The decade-old legislation has gained traction in recent years, making it out of committee during the previous legislation session, but failing to reach the House floor for a vote.
The Committee on Telecommunications, Utilities and Energy was scheduled to vote today on whether to recommend the bill during the current session.
The legislation could lead to the creation of the state's first municipal electric utility in 86 years, which lawmakers say would result in better service and prices.
State Rep. Stephen DiNatale, D-Fitchburg, said the bill was previously held up over concerns with how the value of poles, wires and other equipment in a community will be determined.
Under the legislation, the utility would be required to sell the infrastructure to a municipality that wants to form its own utility once the Department of Public Utilities determines the value of poles.

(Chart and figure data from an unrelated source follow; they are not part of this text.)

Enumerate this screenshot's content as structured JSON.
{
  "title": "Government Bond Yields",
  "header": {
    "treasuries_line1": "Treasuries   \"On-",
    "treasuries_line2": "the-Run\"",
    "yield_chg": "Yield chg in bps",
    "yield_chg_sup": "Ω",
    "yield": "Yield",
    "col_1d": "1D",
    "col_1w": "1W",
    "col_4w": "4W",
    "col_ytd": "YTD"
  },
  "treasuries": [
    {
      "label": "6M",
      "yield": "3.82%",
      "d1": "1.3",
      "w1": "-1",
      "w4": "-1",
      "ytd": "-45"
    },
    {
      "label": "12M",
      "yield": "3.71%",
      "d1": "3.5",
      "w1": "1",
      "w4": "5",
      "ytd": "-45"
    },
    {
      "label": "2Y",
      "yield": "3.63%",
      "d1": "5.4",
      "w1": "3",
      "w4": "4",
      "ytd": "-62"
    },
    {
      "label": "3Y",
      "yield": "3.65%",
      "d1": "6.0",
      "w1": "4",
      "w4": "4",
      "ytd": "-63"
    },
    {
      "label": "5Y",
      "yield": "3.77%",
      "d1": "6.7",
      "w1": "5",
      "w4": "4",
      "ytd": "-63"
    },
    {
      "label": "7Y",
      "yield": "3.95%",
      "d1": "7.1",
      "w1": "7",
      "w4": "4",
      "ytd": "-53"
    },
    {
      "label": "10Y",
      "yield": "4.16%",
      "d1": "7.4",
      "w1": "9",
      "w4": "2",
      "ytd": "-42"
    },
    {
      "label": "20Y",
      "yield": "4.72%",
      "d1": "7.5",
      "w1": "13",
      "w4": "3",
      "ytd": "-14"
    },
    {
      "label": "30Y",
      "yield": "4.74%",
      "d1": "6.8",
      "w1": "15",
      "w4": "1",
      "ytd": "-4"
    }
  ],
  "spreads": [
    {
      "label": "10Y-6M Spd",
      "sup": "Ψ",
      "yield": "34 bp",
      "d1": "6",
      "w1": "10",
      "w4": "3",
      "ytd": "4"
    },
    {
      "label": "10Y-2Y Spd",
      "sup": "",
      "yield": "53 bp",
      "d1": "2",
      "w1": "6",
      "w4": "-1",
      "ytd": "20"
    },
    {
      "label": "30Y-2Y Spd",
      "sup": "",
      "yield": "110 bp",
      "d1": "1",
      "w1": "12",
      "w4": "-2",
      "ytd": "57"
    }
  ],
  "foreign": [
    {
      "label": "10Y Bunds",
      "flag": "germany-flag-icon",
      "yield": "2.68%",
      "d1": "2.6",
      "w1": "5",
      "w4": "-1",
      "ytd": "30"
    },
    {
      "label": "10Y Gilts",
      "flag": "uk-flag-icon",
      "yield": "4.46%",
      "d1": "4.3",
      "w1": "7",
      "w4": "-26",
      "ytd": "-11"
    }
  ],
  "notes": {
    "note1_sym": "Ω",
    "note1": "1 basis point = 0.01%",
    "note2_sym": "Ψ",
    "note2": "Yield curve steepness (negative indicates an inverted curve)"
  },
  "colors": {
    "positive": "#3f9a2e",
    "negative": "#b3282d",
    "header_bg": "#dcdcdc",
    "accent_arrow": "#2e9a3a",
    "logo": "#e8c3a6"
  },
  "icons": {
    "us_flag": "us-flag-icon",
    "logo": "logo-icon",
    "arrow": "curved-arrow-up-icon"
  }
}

"There is some language in the bill that I have some concerns with that would add to the cost that a municipality would have to pay, although we don't want to jeopardize the importance of passing the bill," said DiNatale, who sits on the committee that will hear the bill. "The important piece is to get this over the finish line, get it through Ways and Means."
Should the bill reach the House floor, DiNatale said he is almost certain it will pass.
"It's difficult for anyone not to agree that this is an option that should exist for every municipality," he said.
For nearly a century, utility companies have been given veto power over municipalities' efforts to purchase poles and wires from the existing utility and establish their own light authority. This bill would remove that veto power.
Area officials have said their communities have been disadvantaged because of the lack of choice.
For example, Fitchburg pays one of the highest utility rates in Massachusetts despite having one of the state's lowest per-capita incomes. Fitchburg residents receive their electricity from Unitil Corp., as do Lunenburg, Townsend and Ashby.
Numerous businesses have closed in Fitchburg due to high utility prices, according to Fitchburg Mayor Lisa Wong.
According to a 2010 state Department of Energy Resources report, electricity rates at municipal light departments are significantly lower than at investor-owned utilities. In fact, in 2006, rates offered by the state's 41 so-called "munis" were an average of 30 percent less.
Calls to cut ties with Unitil were amplified after major power outages in the Fitchburg area during the ice storm of December 2008.
Should the bill pass, it remains unclear how many communities would act on it, said DiNatale, as it would likely cost millions of dollars to purchase the equipment.